The present investigation was limited to ACh/bradykinin-G protein interaction. However, we believe there is abundant information that if pregnancy and estradiol alter the half-life of the G protein-coupled activated complex, it could explain most of the reported cardiovascular adaptations induced by pregnancy.

Previous studies (28, 32) by our group have demonstrated that pregnancy and estradiol stimulate a global increase in guinea pig calcium-dependent NOS activity. We have also demonstrated that pregnancy increases the stimulated release of endothelium-derived NO from the UA of the guinea pig by receptor-mediated stimuli such as ACh and bradykinin (12, 30, 31). In contrast, pregnancy has no effect on UA relaxation to either native NO (27, 33), the calcium ionophore A-23187 (27), or 8-bromo-cGMP, suggesting the changes in vascular reactivity induced by pregnancy occur at the level of endothelial NO release. Subsequently, we found indirect evidence that the mechanism by which pregnancy-enhanced UA NO release was associated with altered G protein-mediated signal transduction (26). In these studies, we also demonstrated that the sensitivity of UA to sodium fluoride, which acts to cause relaxation by nonspecifically activating G proteins independent of receptors is significantly increased during pregnancy. Furthermore, we reaffirmed prior reports (12, 30, 31) that the sensitivity and maximal dilatory response of UA from pregnant guinea pigs to ACh is dramatically increased compared with UA from nonpregnant animals. When the UAs from nonpregnant animals were pretreated with CTX, relaxation of UAs from nonpregnant animals to ACh was dramatically increased and no longer different from UAs obtained from pregnant animals. It may be noteworthy that the effect of bradykinin on GTPase activity appears biphasic, which parallels its effect on vascular reactivity. We observed that GTPase activity is increased in the pregnant aorta after 10⁷ M bradykinin, suggesting a higher turnover of the G protein-effector complex and less downstream signaling. This finding is reversed in the UA, where GTPase activity is significantly lower after 10⁷ M bradykinin, suggesting increased responsiveness to this agonist. The effect may even be larger compared with the nonpregnant state, because there is an intrinsic increase in GTPase activity after both ACh and bradykinin in the nonpregnant animal compared at least to the aorta and MA. Thus the decrease in GTPase brought about by pregnancy is relatively larger in UA compared with the MA and aorta.

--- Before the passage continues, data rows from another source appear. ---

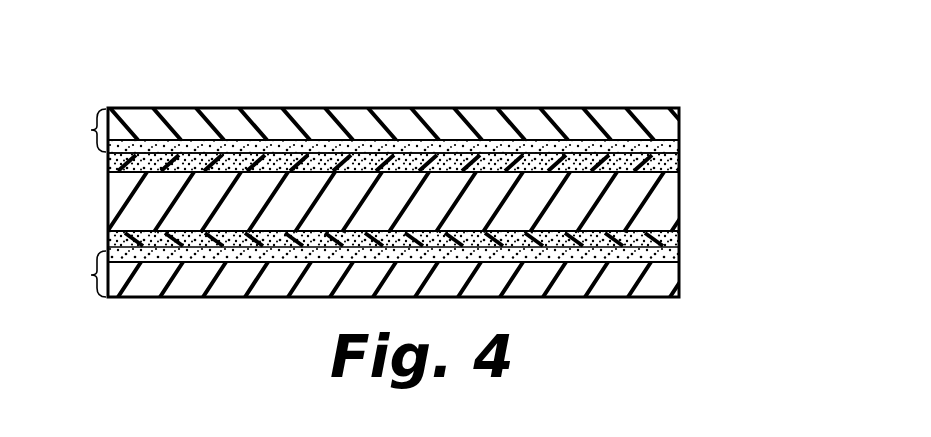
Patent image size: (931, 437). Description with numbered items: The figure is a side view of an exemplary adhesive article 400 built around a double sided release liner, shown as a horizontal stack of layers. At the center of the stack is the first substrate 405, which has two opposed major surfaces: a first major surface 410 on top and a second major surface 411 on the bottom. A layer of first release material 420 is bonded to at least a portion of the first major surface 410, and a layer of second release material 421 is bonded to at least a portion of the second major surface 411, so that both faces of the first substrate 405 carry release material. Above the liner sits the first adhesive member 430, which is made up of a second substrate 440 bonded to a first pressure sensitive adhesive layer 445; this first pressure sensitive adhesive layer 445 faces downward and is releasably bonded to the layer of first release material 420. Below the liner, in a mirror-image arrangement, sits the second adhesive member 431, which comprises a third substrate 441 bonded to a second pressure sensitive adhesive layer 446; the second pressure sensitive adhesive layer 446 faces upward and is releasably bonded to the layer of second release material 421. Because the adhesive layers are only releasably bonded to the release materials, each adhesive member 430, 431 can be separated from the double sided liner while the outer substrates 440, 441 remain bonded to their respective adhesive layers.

The adhesive article 400 is at (222, 62).
The first substrate 405 is at (680, 202).
The first major surface 410 is at (108, 163).
The second major surface 411 is at (108, 238).
The layer of first release material 420 is at (680, 165).
The layer of second release material 421 is at (680, 238).
The first adhesive member 430 is at (67, 130).
The second adhesive member 431 is at (67, 274).
The second substrate 440 is at (680, 120).
The third substrate 441 is at (680, 285).
The first pressure sensitive adhesive layer 445 is at (680, 145).
The second pressure sensitive adhesive layer 446 is at (680, 255).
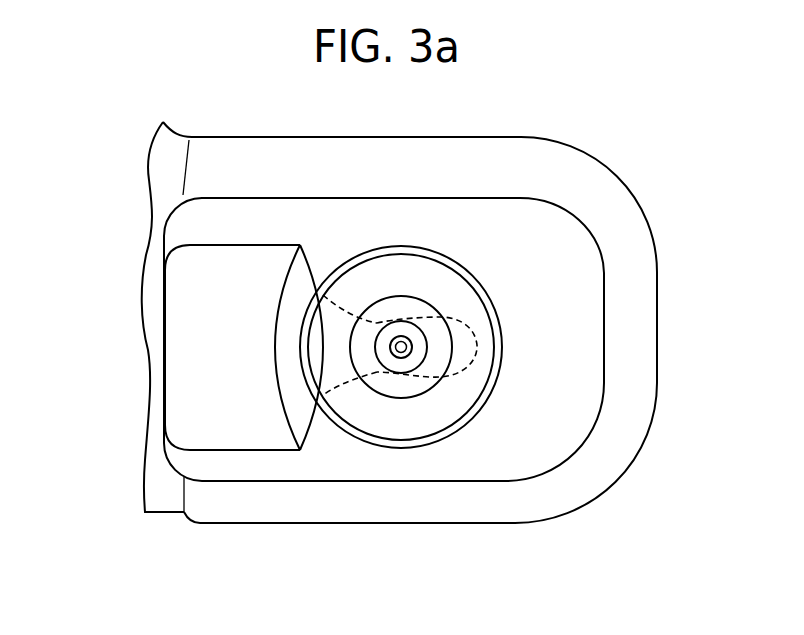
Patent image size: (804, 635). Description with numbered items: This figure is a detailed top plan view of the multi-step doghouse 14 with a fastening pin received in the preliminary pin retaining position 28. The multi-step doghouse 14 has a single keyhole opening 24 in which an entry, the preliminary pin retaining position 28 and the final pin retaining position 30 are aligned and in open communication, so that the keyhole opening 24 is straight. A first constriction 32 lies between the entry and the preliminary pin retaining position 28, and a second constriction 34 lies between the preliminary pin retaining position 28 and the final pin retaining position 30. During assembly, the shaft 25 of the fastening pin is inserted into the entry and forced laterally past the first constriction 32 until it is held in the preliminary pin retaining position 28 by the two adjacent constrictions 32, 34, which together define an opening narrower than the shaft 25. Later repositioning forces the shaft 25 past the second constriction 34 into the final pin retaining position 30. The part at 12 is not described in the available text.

The strap 12 is at (160, 503).
The multi-step doghouse 14 is at (630, 139).
The keyhole opening 24 is at (304, 364).
The shaft 25 is at (377, 363).
The preliminary pin retaining position 28 is at (403, 318).
The final pin retaining position 30 is at (460, 348).
The first constriction 32 is at (377, 323).
The second constriction 34 is at (433, 373).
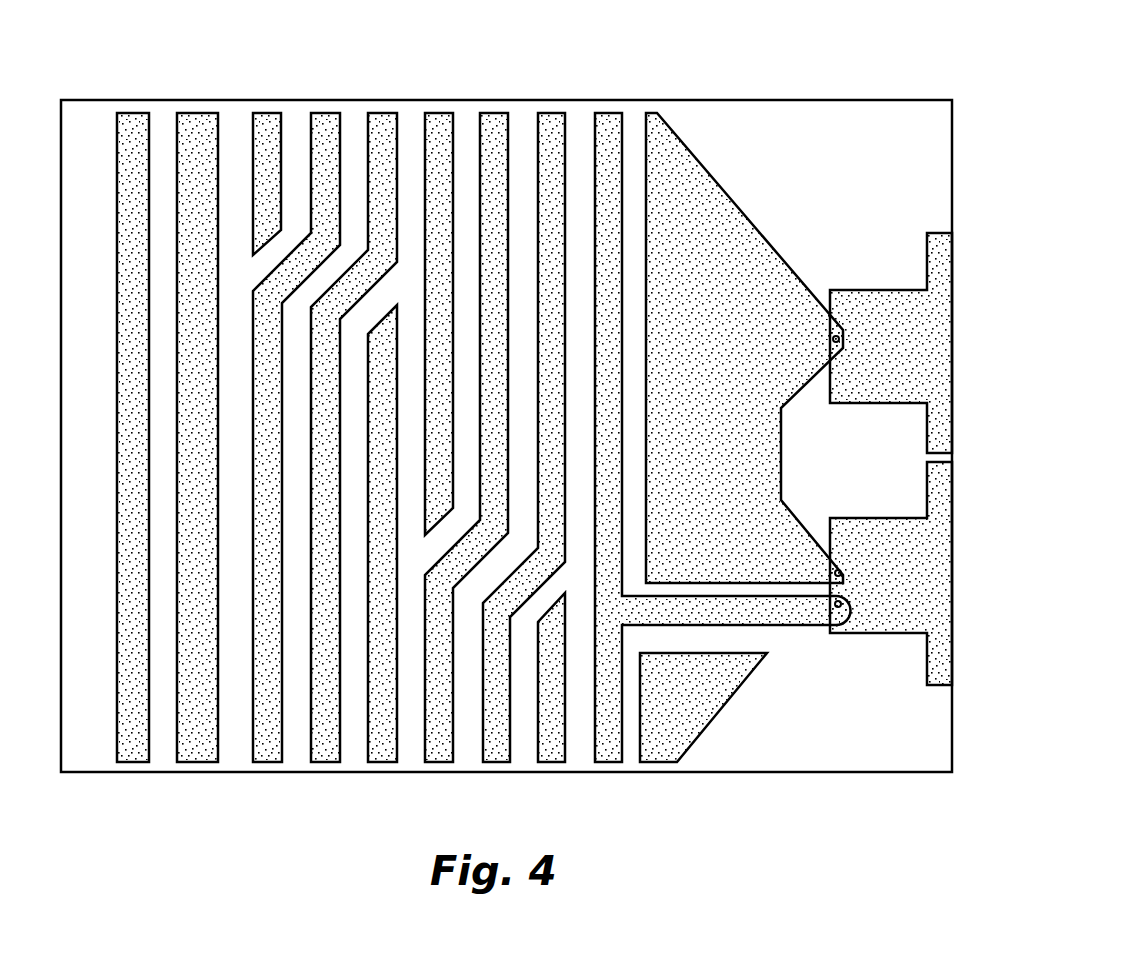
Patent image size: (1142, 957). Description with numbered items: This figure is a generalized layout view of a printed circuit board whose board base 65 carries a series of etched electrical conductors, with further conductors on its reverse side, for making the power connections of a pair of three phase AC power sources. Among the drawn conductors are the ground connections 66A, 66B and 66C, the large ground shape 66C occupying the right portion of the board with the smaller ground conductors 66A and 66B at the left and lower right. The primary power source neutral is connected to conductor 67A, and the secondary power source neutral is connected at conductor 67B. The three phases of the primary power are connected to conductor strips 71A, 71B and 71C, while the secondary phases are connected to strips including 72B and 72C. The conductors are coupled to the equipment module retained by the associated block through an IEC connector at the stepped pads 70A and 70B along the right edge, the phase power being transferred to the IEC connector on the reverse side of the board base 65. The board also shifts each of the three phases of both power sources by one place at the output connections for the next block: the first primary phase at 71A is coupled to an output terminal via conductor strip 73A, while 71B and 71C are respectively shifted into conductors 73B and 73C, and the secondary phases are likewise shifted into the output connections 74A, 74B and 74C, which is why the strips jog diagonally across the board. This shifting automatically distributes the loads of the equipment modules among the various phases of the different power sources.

The board base 65 is at (902, 160).
The ground connection 66A is at (135, 752).
The ground connection 66B is at (705, 687).
The ground connection 66C is at (753, 235).
The primary neutral conductor 67A is at (540, 748).
The secondary neutral conductor 67B is at (197, 751).
The IEC connector 70A is at (932, 578).
The IEC connector 70B is at (927, 340).
The conductor strip 71A is at (392, 752).
The conductor strip 71B is at (495, 748).
The conductor strip 71C is at (442, 748).
The conductor strip 72B is at (323, 751).
The conductor strip 72C is at (272, 751).
The output conductor strip 73A is at (435, 118).
The output conductor strip 73B is at (573, 428).
The output conductor strip 73C is at (500, 428).
The output connection 74A is at (260, 127).
The output connection 74B is at (278, 429).
The output connection 74C is at (345, 429).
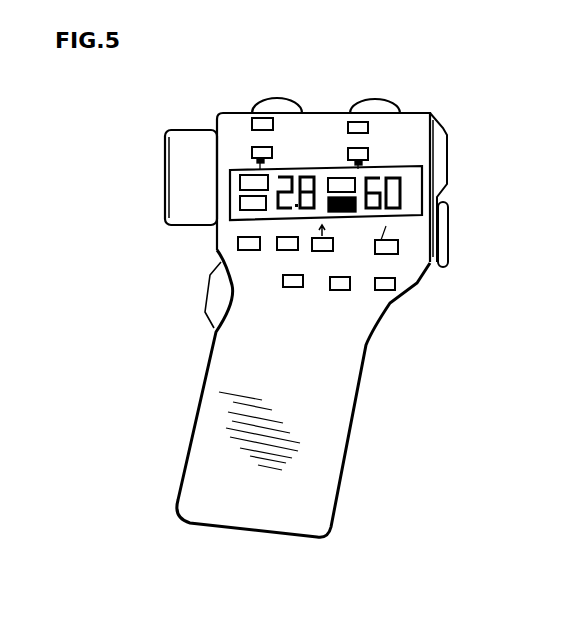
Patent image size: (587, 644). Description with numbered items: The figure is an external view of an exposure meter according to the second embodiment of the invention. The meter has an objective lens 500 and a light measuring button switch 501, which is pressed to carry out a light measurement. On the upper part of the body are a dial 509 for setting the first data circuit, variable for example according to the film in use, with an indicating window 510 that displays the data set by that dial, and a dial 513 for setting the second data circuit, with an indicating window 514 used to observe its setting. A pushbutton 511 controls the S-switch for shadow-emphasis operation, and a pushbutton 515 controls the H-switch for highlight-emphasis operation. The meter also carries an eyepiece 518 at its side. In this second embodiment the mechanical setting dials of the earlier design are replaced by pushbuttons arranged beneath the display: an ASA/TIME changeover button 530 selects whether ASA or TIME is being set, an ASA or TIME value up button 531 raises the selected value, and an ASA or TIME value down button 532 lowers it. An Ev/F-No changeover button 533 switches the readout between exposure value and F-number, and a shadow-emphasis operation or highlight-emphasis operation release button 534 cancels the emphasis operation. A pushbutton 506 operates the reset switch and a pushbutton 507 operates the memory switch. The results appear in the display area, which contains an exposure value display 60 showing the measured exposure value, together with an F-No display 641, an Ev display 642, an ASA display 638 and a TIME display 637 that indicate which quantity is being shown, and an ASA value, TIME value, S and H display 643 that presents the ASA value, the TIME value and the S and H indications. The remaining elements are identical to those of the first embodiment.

The objective lens 500 is at (166, 188).
The light measuring button switch 501 is at (211, 274).
The pushbutton for reset switch 506 is at (287, 287).
The pushbutton for memory switch 507 is at (340, 291).
The dial for setting first data circuit 509 is at (278, 99).
The indicating window 510 is at (254, 118).
The pushbutton 511 is at (251, 150).
The dial for setting second data circuit 513 is at (358, 100).
The indicating window 514 is at (369, 126).
The pushbutton 515 is at (356, 180).
The eyepiece 518 is at (448, 226).
The ASA/TIME changeover button 530 is at (238, 243).
The ASA or TIME value up button 531 is at (277, 244).
The ASA or TIME value down button 532 is at (322, 251).
The Ev/F-No changeover button 533 is at (398, 247).
The shadow-emphasis or highlight-emphasis operation release button 534 is at (395, 285).
The exposure value display 60 is at (310, 176).
The TIME display 637 is at (348, 213).
The ASA display 638 is at (389, 163).
The F-No display 641 is at (240, 181).
The Ev display 642 is at (240, 202).
The ASA value, TIME value, S and H display 643 is at (412, 182).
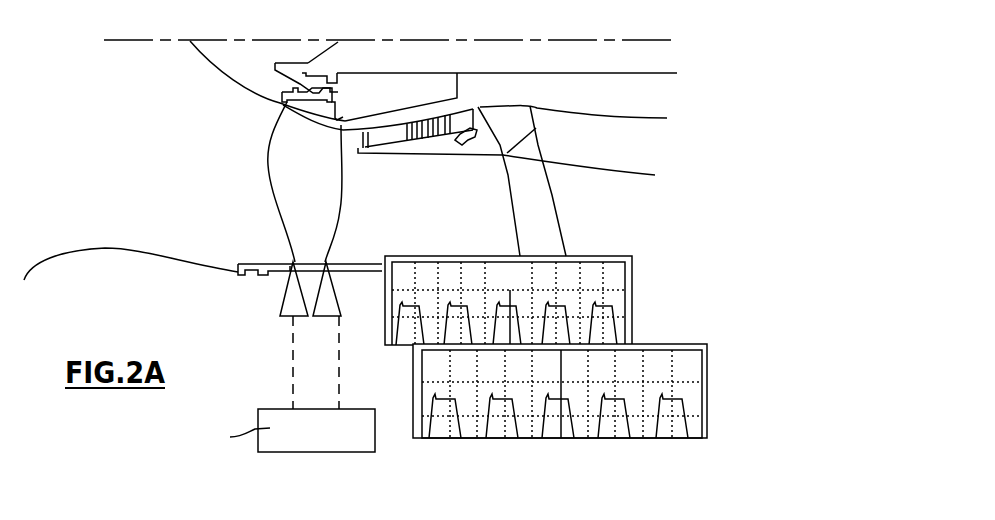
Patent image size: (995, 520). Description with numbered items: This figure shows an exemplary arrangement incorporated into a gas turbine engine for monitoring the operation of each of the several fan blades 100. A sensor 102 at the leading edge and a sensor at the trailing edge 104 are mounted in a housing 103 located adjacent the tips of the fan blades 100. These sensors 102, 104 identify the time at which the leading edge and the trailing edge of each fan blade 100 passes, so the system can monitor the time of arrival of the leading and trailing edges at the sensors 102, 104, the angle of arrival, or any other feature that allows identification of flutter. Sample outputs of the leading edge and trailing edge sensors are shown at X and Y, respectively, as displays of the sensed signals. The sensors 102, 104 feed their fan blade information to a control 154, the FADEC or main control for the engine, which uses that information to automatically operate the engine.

It is also possible that the cardiovascular adaptations characteristic of pregnancy also involve an alteration in either receptor number or binding affinity. We believe this is less likely, because CTX essentially eliminates the differences in cGMP production and relaxation responses (26) to ACh in UAs from pregnant and nonpregnant guinea pigs.

In conclusion, pregnancy and estradiol induce changes in a G protein-mediated signal transduction pathway within the endothelium of selected blood vessels (such as UAs) consistent with a decrease in GTPase, which in turn is responsible for an increased rate of cGMP production and vasorelaxation in response to ACh. Although the means for this alteration have yet to be determined, it could provide a unifying mechanism to account for the cardiovascular adaptations of pregnancy. If true, its elucidation would open new areas of investigation and therapeutic intervention for the treatment of poor adaptive responses during human pregnancy (e.g., preeclampsia and intrauterine growth restriction), which could be explained by differences in the G protein apparatus among women.